Practically, the process looks like this: select sources, acquire data (download/API/crawl), extract text, run multi-stage filters, and store the clean corpus for later preparation. Each choice influences model behavior, tone, and safety. Next, you will move into preparing data—tokenization, normalization, and building vocabularies—so the cleaned corpus can feed into training smoothly. The core message to remember is simple but powerful: the quality and fit of your data largely determine your model’s success. Treat data selection and filtering as first-class engineering tasks, and your models will repay that care with better performance and safer behavior.
✓
Watch out for vocabulary effects. Filter models with tiny vocabularies can inflate perplexity for normal words. Prefer models with larger vocabularies for scoring. This reduces false positives.
✓Protect safety by filtering hate and PII. Use both blocklists and ML classifiers. Redact or remove sensitive content to avoid harm. This step is non-negotiable for deployed systems.
✓Focus your corpus with relevance filters. Start with keywords, then consider topic models for broader theme matching. Keep only what supports your application’s domain. This makes your model an expert, not a generalist.
✓Audit for bias in LM-based filtering. Check if certain groups’ texts are disproportionately dropped. Adjust models, data, or thresholds to reduce unfairness. Transparency in filtering decisions helps trust and quality.
✓Plan for changing data access. APIs can become paid or limited suddenly. Maintain alternative sources or strategies (other datasets, crawling) to stay resilient. Budget time and money for access.
✓Log every filtering decision. Record what was removed and why (heuristic hit, high perplexity, safety flag). These logs help you debug over-filtering or leaks. They also support compliance and reproducibility.
✓Iterate your pipeline. Evaluate early samples, adjust thresholds, and re-run filters. Small tuning steps can massively improve final data quality. Treat data curation as continuous, not one-and-done.
✓Keep storage and compute constraints in mind. Massive datasets like Common Crawl won’t fit on a laptop. Use cloud storage and compute plans that scale. Avoid bottlenecks with batching and streaming.
✓Blend sources to shape tone and capability. Add Reddit for conversational style, news for factual writing, and books for structure. The mix teaches the model how to speak and what to know. Choose intentionally.

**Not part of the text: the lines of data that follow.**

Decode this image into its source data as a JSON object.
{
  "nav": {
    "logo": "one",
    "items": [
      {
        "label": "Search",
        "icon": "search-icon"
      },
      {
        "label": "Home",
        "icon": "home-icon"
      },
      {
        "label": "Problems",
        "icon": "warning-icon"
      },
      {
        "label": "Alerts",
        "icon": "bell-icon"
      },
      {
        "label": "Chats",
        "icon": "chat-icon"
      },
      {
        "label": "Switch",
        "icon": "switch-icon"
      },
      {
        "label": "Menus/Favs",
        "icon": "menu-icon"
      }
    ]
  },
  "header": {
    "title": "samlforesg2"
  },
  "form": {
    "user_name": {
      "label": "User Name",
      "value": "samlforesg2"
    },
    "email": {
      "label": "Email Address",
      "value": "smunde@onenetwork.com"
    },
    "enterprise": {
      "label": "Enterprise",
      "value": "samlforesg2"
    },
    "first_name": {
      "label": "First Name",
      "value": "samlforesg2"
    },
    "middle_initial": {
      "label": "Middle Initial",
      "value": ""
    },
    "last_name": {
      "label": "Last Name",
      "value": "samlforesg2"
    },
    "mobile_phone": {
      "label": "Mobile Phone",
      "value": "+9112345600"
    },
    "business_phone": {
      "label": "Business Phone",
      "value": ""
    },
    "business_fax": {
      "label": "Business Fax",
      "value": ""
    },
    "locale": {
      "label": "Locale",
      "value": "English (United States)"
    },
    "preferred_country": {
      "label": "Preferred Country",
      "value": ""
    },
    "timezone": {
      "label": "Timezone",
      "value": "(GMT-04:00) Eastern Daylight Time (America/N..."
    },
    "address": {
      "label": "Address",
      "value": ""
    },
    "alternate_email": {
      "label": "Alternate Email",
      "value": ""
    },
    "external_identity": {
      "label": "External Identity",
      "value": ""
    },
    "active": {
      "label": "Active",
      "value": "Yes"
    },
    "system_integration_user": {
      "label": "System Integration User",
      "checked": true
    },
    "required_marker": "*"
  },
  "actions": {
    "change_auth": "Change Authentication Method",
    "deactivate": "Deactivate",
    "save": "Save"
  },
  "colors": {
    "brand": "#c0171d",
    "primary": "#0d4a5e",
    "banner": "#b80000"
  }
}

✓Prepare next: tokenize and normalize. After filtering, ensure text is standardized and split into tokens. Good prep reduces training issues and improves stability. Don’t skip these final steps before training.
Dataset
A dataset is a collection of data used for training or evaluation. For language models, this usually means lots of text. Different datasets have different styles, topics, and quality levels. Choosing the right dataset is crucial for good results.
Common Crawl
Common Crawl is a nonprofit project that crawls a large part of the web every month and releases the data for free. It includes raw HTML for many webpages. It’s huge, covering petabytes, and very diverse. But it’s messy and needs lots of cleaning.
C4 (Colossal Cleaned Common Crawl)
C4 is a cleaned version of Common Crawl created by applying simple rules to remove low-quality text. It keeps lines ending with punctuation and filters pages with offensive words and JavaScript. It is still large (around 300 GB) and not perfect. It gives a better starting point than raw web data.
MC4
MC4 is a multilingual version of C4. It includes many languages, roughly about 100. It uses similar cleaning ideas but across different languages. It helps build multilingual models.